Jak w temacie. Gdzie byłam? Nie powiem. Nie chcę Was wkurzać pięknymi opisami ciepłych mórz, alejami palmowymi, białym piaskiem, błękitną wodą i słońcem od rana do wieczora (z przerwami na wielodniową ulewę, burze, porywisty wicher i takie tam), gdy za oknem mamy… właściwie bardzo ładny dzień mieliśmy dzisiaj. Wprawdzie mało samolot się nie przewrócił przy tym wichrze, ale gdy dojechałam do Poziomki…
Ech… mogą sobie te ciepłe morza być, może słońce świecić gdzieś dzień cały, że tylko na plażę i pod palmy, ja jednak kocham moją Poziomkę, mój domek (prądu i wody nie było, gdy dojechałam, czym wcale się nie przejęłam, bo od razu poszłam spać po całonocnej podróży), moje sosny (co mi tam palmy!), brzozy i stęsknione sikorki (stęsknione za ziarnami słonecznika, nie za mną, co do tego nie mam złudzeń).
Co ja chciałam powiedzieć, zaczynając ten post, oprócz tego, że wróciłam? Aha: widzę, że moje artykuły, artykułami, ale Wy najbardziej lubicie ankiety i konkursy. Przygotujcie się na to i na to w najbliższych dniach.
„Powrót do Poziomki” ślicznie sobie (dzięki Wam, moim Czytelniczkom) radzi na listach przebojów.

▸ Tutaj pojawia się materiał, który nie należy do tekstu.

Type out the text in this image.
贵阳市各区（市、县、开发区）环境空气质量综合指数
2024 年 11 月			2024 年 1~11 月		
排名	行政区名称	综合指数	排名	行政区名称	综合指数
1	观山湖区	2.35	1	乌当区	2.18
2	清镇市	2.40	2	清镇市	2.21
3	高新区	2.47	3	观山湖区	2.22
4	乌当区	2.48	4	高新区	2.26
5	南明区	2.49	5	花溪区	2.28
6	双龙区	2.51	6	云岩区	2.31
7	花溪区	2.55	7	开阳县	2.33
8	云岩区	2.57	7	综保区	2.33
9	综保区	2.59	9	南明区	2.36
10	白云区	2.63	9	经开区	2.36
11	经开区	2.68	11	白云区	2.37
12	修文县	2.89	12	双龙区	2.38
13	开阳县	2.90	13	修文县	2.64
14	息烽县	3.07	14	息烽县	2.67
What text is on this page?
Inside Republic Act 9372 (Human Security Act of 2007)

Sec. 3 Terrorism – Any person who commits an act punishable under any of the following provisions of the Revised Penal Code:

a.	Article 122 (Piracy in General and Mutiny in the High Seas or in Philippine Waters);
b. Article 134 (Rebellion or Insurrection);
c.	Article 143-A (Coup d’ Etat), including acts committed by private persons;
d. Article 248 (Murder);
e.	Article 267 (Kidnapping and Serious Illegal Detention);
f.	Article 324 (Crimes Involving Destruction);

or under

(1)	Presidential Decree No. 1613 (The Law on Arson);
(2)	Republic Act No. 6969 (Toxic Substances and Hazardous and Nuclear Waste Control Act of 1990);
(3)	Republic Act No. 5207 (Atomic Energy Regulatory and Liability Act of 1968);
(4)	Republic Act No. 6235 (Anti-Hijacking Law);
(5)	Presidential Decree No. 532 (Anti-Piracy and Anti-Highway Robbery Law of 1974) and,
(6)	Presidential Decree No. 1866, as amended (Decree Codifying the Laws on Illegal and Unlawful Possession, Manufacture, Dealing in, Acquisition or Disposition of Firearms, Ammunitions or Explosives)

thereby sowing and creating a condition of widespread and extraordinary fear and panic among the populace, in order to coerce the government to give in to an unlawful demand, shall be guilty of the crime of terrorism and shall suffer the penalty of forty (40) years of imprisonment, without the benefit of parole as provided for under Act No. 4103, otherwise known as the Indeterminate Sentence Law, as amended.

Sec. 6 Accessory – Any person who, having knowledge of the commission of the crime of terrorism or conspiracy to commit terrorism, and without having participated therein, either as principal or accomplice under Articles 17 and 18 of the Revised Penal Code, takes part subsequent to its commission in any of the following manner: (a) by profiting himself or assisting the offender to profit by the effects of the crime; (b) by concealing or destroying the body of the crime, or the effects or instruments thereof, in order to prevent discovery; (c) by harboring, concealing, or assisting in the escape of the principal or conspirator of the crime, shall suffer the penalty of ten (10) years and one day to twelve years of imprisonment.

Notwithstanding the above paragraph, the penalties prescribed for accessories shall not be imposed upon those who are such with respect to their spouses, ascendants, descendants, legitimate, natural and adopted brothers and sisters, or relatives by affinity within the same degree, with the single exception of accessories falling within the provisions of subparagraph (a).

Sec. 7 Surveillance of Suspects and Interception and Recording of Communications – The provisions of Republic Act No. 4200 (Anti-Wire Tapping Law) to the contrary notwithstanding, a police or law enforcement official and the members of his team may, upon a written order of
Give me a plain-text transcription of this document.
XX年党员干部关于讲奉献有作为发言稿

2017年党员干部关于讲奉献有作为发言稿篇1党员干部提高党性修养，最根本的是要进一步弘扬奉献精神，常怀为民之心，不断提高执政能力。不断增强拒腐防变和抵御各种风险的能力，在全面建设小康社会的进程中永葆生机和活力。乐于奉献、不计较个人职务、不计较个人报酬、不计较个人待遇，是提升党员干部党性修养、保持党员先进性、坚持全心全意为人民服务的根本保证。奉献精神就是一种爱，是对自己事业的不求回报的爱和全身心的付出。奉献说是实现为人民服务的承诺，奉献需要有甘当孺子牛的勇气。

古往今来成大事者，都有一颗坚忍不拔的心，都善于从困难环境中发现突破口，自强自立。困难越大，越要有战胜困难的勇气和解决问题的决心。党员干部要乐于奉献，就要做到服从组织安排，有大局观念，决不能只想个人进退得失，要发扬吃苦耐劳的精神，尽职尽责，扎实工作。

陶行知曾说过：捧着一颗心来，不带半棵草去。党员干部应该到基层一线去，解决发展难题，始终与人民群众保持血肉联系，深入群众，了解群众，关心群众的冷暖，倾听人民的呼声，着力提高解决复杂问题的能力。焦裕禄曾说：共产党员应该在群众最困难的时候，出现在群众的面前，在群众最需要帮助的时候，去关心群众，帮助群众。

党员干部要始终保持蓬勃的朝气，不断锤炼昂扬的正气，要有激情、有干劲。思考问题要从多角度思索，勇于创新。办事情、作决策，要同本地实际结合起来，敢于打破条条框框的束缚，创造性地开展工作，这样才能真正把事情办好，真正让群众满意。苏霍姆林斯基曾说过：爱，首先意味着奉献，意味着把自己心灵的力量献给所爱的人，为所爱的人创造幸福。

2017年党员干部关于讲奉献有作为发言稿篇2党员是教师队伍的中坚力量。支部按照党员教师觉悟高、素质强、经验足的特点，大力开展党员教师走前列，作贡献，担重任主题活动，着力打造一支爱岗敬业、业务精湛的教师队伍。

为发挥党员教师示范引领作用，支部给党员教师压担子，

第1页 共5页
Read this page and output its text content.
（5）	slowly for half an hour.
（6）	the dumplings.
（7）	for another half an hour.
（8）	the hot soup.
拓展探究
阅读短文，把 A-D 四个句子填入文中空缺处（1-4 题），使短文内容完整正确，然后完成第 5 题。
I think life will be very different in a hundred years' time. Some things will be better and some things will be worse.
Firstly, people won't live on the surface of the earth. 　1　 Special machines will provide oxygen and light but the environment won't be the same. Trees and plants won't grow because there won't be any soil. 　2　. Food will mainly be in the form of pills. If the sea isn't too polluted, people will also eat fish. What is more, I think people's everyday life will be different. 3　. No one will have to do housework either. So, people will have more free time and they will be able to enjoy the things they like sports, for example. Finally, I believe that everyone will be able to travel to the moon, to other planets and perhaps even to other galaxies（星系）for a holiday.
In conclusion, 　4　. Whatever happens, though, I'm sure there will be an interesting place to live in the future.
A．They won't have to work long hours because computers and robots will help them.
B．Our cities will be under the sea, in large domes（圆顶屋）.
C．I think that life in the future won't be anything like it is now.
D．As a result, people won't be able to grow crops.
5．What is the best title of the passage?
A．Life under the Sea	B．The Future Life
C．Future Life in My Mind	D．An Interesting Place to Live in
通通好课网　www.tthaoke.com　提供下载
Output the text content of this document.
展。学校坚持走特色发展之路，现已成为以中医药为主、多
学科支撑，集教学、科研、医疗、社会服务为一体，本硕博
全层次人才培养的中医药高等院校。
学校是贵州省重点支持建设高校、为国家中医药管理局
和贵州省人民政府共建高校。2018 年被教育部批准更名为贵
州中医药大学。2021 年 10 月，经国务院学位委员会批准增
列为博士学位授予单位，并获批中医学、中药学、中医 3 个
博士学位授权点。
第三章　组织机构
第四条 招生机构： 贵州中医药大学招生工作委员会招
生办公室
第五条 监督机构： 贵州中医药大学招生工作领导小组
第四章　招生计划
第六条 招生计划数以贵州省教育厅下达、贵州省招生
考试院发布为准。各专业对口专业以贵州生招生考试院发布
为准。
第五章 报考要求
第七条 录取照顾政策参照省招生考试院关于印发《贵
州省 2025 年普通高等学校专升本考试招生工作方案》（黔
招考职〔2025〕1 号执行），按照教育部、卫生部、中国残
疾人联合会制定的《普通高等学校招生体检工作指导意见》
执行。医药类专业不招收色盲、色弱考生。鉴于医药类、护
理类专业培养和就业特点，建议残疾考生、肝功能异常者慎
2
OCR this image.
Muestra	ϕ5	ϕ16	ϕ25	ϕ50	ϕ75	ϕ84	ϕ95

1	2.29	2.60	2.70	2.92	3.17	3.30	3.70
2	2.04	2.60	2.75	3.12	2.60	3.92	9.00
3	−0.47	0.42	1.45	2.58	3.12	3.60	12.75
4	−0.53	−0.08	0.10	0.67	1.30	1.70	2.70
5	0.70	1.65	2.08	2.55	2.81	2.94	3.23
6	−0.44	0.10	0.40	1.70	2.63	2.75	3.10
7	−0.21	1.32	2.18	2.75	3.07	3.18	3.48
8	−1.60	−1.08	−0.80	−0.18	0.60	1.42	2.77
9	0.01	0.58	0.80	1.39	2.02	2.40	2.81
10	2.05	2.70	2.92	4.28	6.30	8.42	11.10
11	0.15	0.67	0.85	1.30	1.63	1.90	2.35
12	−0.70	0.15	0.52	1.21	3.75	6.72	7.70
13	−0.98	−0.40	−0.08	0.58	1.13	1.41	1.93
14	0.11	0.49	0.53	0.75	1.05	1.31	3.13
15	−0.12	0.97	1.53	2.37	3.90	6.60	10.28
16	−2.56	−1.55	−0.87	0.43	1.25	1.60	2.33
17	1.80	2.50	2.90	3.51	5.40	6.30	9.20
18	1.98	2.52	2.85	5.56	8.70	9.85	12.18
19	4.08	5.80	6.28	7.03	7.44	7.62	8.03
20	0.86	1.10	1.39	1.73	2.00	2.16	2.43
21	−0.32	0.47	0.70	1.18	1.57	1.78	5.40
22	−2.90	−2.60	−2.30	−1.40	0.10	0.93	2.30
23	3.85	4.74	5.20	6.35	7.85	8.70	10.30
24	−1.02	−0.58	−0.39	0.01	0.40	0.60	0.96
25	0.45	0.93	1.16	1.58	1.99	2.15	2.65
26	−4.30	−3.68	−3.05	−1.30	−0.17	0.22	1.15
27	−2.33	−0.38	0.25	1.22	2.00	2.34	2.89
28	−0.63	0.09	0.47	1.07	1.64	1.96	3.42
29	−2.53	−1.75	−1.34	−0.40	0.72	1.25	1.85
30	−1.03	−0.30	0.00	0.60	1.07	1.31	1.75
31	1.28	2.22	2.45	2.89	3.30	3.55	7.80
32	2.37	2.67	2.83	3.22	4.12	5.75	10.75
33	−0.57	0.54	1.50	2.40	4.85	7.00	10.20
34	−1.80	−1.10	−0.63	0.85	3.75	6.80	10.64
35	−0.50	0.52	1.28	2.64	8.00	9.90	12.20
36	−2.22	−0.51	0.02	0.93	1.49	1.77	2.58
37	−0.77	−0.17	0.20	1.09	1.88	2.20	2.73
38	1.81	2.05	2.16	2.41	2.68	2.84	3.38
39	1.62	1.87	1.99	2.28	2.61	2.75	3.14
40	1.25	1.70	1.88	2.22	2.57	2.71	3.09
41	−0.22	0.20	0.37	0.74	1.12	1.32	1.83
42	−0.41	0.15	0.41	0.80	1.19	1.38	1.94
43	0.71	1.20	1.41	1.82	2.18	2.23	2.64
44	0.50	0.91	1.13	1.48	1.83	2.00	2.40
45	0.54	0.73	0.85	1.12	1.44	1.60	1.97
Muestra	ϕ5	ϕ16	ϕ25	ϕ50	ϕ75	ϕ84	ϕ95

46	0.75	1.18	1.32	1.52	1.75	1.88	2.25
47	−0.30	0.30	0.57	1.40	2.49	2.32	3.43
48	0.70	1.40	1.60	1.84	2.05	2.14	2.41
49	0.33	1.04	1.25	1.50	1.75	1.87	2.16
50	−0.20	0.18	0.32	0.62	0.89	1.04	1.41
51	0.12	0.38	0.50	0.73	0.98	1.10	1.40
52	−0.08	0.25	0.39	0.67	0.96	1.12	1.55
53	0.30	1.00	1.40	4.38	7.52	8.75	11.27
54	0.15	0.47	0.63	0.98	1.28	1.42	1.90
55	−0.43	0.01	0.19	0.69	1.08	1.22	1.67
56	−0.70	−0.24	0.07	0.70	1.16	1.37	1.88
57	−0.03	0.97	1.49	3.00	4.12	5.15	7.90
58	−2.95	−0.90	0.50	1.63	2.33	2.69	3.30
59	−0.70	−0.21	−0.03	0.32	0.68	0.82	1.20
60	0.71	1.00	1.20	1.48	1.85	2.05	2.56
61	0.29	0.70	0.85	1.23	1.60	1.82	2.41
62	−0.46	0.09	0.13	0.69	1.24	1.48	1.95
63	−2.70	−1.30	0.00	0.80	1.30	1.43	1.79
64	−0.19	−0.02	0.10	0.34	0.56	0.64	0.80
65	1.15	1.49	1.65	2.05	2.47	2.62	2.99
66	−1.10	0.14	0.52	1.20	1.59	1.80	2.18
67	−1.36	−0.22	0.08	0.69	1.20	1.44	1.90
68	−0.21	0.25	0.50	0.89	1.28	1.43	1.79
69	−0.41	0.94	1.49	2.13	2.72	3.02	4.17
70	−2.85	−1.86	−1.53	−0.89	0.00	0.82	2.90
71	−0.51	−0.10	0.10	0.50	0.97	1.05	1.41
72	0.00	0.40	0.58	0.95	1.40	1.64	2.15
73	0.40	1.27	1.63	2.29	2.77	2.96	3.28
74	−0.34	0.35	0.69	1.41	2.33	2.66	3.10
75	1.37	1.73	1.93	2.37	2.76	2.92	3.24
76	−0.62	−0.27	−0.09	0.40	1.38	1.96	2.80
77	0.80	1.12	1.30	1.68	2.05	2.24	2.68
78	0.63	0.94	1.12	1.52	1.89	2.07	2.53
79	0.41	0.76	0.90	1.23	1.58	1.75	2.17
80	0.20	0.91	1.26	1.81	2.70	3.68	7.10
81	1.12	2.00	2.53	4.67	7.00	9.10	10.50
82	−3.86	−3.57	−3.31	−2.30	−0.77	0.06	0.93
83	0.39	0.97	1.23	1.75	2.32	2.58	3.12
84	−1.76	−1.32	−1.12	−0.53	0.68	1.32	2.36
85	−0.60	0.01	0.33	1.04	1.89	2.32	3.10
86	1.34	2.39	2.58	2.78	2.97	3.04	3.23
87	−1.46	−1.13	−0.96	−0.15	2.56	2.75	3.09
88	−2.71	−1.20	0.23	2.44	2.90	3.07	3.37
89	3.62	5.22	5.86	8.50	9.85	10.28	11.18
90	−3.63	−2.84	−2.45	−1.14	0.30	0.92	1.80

Zbiera też bardzo dobre opinie! Bardzo, bardzo dziękuję. Od Wydawcy dostałam wiadomość, że cała owocowa trylogia na Święta zostanie wydana w twardych oprawach (i może jakimś opakowaniu), będzie więc pięknym i miłym prezentem pod choinkę. Od Wydawcy „Poczekajki” dowiedziałam się natomiast, że z powodu wyczerpania nakładów, przygotowywane jest wznowienie trylogii słonecznej w nowej szacie! Bardzom jej ciekawa!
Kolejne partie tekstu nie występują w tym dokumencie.